About the Role
Build reproducible, standardized test environments using Docker images to accurately replicate known issues or generate expected outputs according to specified procedures.
What You'll Do
- Review and enhance the coverage and effectiveness of existing unit tests to assess the correctness and stability of target code.
- Validate the completeness and rationality of test sets, ensuring that workflows for tasks related to SWE-Bench and Terminal-Bench are precisely aligned.
- Write high-quality task documentation (task.yaml/README), emphasizing reproducibility and standardized processes.
Who We're Looking For
Required Skills:
- Proficient in Linux command line and Shell scripting, skilled with tools like grep, sed, awk, curl, jq.
- Expert in Python programming for writing task harnesses, test cases, and automation tools.
- Proficient with Docker, including writing Dockerfiles and building reproducible environments.
- Familiar with testing frameworks like pytest, capable of writing structured unit tests and using techniques for mocking data and controlling randomness.

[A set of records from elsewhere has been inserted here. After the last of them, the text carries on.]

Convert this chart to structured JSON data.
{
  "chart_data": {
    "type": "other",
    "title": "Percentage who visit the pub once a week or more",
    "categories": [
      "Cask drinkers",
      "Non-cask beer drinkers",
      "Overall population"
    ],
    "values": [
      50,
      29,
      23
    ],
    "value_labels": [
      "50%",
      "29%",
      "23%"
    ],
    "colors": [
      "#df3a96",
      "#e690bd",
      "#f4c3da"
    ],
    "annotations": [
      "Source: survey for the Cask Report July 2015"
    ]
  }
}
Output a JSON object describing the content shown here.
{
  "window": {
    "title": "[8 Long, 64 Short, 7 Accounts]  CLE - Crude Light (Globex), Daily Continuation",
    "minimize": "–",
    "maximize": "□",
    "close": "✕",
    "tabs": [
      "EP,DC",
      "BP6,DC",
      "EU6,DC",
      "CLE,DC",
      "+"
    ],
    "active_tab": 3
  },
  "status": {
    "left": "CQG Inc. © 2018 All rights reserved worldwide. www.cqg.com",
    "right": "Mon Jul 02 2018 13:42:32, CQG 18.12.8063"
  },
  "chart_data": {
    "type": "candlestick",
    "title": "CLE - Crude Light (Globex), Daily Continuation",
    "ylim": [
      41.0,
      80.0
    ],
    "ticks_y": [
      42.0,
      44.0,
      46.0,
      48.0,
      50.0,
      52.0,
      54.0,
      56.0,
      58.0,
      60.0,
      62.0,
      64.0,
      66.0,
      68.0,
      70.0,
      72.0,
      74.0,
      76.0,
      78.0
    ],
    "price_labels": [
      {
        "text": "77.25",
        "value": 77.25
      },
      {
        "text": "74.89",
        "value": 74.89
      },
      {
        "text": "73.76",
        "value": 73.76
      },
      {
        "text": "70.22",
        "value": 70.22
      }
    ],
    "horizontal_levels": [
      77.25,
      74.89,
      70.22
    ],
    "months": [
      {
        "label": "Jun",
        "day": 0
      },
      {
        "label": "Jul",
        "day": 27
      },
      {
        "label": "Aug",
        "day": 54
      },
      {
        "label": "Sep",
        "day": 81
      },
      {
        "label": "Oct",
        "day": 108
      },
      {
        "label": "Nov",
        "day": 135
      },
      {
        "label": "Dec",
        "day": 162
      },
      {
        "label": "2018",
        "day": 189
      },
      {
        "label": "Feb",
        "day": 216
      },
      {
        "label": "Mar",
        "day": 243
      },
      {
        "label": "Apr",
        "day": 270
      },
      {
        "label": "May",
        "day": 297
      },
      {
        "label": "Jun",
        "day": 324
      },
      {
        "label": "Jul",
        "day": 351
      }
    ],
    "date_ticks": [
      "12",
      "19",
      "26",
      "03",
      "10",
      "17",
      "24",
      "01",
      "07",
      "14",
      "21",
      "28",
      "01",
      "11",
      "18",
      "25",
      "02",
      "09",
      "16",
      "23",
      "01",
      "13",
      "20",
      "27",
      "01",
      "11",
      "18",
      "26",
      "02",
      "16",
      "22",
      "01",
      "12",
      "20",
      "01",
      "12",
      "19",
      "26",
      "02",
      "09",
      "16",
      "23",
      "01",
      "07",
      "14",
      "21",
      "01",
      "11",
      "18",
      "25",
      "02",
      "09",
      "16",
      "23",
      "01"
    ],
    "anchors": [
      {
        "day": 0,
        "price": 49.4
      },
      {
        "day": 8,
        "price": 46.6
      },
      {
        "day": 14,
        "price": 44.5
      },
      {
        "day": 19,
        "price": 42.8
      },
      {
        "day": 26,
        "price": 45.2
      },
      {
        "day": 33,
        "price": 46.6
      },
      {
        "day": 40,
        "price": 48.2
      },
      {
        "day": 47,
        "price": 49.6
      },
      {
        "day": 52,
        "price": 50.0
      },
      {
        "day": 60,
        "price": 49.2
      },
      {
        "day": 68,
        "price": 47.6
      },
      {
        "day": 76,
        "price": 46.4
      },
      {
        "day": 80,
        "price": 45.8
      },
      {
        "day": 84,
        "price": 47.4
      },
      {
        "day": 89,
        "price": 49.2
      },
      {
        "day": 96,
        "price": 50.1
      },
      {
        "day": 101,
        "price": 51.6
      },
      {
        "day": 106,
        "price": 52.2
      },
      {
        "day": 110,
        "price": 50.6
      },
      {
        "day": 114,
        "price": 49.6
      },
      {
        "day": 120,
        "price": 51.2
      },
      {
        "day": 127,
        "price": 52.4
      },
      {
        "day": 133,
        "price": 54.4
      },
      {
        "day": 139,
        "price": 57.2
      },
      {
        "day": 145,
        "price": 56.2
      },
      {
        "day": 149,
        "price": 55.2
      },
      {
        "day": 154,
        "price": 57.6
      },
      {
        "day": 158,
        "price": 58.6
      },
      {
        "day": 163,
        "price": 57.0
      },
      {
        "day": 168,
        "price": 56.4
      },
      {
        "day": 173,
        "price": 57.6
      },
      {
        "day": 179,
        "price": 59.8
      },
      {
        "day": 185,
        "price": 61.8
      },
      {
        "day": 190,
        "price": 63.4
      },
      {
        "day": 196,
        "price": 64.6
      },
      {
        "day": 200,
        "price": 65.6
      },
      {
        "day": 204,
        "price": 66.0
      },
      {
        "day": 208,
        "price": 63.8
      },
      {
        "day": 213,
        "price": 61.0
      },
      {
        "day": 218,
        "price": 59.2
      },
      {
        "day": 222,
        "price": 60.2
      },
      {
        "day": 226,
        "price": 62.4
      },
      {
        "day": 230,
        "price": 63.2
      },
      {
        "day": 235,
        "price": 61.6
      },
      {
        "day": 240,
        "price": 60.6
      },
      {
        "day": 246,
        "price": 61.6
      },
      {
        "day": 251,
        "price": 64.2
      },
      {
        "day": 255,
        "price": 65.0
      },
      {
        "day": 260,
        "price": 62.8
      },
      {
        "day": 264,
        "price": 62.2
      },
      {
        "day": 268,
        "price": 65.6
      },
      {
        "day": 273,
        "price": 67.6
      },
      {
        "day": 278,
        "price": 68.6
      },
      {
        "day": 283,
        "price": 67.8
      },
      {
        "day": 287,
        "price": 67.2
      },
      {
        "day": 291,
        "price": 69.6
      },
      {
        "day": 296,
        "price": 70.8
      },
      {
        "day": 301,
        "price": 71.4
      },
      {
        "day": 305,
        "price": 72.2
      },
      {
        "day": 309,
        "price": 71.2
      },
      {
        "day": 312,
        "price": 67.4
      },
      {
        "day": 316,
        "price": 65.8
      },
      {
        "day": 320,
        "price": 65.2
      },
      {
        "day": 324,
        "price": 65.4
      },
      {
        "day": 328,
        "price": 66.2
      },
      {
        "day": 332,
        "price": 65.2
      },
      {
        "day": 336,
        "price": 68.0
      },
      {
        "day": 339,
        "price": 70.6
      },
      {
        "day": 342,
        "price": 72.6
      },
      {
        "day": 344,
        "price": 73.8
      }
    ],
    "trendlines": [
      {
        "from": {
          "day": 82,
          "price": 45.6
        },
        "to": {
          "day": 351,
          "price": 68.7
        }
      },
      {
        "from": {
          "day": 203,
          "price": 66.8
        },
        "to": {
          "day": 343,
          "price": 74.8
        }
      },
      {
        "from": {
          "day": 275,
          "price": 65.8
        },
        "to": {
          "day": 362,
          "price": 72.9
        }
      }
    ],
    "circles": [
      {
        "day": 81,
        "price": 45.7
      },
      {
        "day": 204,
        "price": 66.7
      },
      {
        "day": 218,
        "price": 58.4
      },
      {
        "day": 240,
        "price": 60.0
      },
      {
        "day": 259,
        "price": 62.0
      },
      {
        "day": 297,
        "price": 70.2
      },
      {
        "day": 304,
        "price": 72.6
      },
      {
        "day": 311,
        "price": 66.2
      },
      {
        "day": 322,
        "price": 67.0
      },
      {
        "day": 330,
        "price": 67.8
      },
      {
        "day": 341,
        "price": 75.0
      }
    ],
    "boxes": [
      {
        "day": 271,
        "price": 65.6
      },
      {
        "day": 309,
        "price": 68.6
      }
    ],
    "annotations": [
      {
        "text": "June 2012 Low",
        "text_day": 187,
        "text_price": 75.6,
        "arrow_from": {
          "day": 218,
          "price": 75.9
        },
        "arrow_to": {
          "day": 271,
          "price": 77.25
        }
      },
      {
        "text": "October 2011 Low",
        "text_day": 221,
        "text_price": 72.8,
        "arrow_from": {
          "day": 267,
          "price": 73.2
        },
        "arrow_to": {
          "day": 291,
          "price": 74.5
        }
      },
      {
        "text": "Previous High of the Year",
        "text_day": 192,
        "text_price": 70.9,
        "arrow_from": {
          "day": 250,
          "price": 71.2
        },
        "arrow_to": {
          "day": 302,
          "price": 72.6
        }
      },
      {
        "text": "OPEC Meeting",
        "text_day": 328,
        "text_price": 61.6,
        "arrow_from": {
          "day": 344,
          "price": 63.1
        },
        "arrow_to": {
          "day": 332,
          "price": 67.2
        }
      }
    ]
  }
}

- Familiar with Git/GitHub workflows, able to submit high-quality, reproducible pull requests.
Professional Background:
- Background in Computer Science, Software Engineering, Artificial Intelligence, or related fields; or experience in roles such as Software Development, Test Engineering, DevOps, or Data Engineering.
- Contributors to open-source projects (especially in automated testing, CI/CD, containerization) are preferred.
Bonus Points:
- Proficiency in high-performance languages like Go or Rust.
- Familiarity with other sandbox technologies like Docker Compose or Podman.
- Ability to design datasets/tasks that prevent "task cheating."
- Understanding of scientific benchmark design principles (fairness, repeatability, scalability).
- Experience with automated testing systems or CI/CD, and a cross-disciplinary perspective.
Compensation
USD $80 - 120/Day, dependent on actual skills and experience.